The abduction of women from neighboring villages was a leading cause of wars, due in part to the effects of polygamy which resulted in many mateless men. Wife-beating was the norm for captured and non-captured women alike.
It was only thanks to Western influence and the spread of Christianity that inter- and intra-tribal aggression finally lessened. Sabine Kuegler, who spent 10 years of her childhood living with her Christian missionary family in Papua New Guinea during the 1980s, in Child of the Jungle tells a gripping account of how Christian values finally tamed the warring tribesmen.
Their pagan beliefs and practices often fostered violence. Shamanism is the predominant belief system of pre-Christian tribal societies, in which malevolent and benevolent spirits reign, and in which sicknesses and deaths are often thought to be caused by spells cast by enemies.
Retribution would be exacted upon those thought responsible for conjuring up the evil spirits. As Chagnon writes in Noble Savages: My Life Among Two Dangerous Tribes – the Yanomamö and the Anthropologists, “The Yanomamö sometimes decide that death was caused by witchcraft – an enemy in a distant village sent the snake, and therefore this enemy is now a legitimate target for a revenge killing.”
Shamanism contradicts Christianity in myriad ways. It often involves multiples gods. It involves worship of created things as opposed to the Creator. It entails persons known as shamans who claim to visit supernatural realms, as well as summon souls of the dead.
Alarmingly, what appeared to be shamanistic practices were on full display at the synod during the infamous tree-planting ceremony in the Vatican gardens, in which an indigenous woman – possibly a shaman – conducted rituals and offered prayers to what seemed to be a pagan deity. Even more alarming was that the pope was in attendance. But until we know more, let us give him the benefit of the doubt and assume he was unaware of what was to unfold. After all, he abandoned his prepared remarks and prayed an Our Father instead.

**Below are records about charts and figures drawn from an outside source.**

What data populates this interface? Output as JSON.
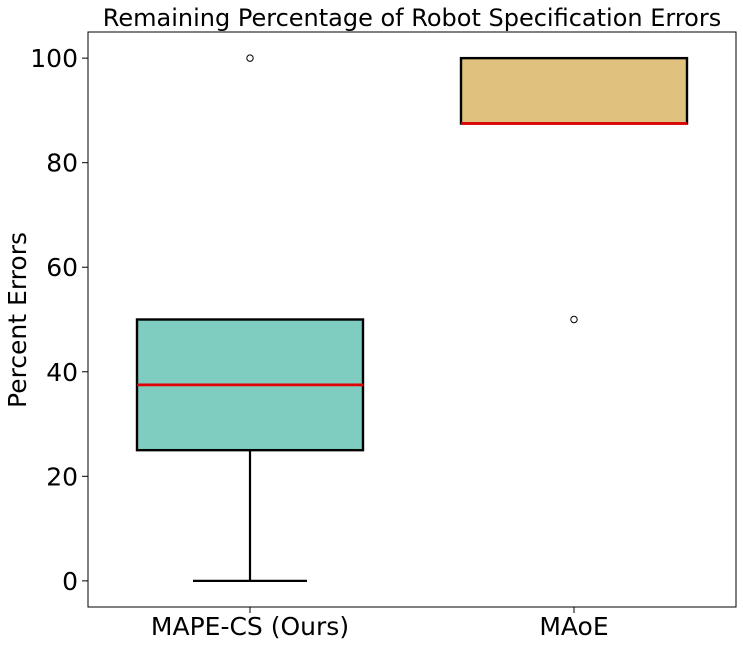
{
  "chart_data": {
    "type": "box",
    "title": "Remaining Percentage of Robot Specification Errors",
    "xlabel": "",
    "ylabel": "Percent Errors",
    "ylim": [
      -5,
      105
    ],
    "yticks": [
      0,
      20,
      40,
      60,
      80,
      100
    ],
    "grid": false,
    "categories": [
      "MAPE-CS (Ours)",
      "MAoE"
    ],
    "boxes": [
      {
        "category": "MAPE-CS (Ours)",
        "whisker_low": 0,
        "q1": 25,
        "median": 37.5,
        "q3": 50,
        "whisker_high": 50,
        "outliers": [
          100
        ],
        "color": "#7fccc0"
      },
      {
        "category": "MAoE",
        "whisker_low": 87.5,
        "q1": 87.5,
        "median": 87.5,
        "q3": 100,
        "whisker_high": 100,
        "outliers": [
          50
        ],
        "color": "#e0c27e"
      }
    ],
    "median_color": "#e00000"
  }
}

The Instrumentum trumpets that “it is desirable to deepen existing Amazonian Indian theology”. We need to “take into account the original myths, traditions, symbols, knowledge, rites and celebrations….” in order to have a “Church with an indigenous and Amazonian face.”
Not explained is exactly how the belief systems are to be taken into account. The question of religious syncretism – the merging of beliefs – came up during a synod press conference. The Vatican reported that Bishop Adriano Ciocca Vasino said “to see what coincides with the Gospel”. Let us hope that means forcefully rejecting what does not coincide.
Another bishop candidly acknowledged violent practices. Wilmar Santin, bishop of Itaituba in Pará, Brazil, at another synod press briefing spoke extensively of infanticide and the former warlike practices of the Munduruku tribe.
Moreover the Instrumentum mentions “seeing with a critical conscience a series of behaviors and realities of the indigenous peoples that go against the Gospel,” but does not elaborate apart from brief mentions of family violence and subjugation of women.
Meanwhile, it is ironic that many within the Church push the romantic vision of primitive cultures. Such a way of life actually was Hobbesian. Real progress would come from spreading the true Gospel, free of any bundling with shamanism.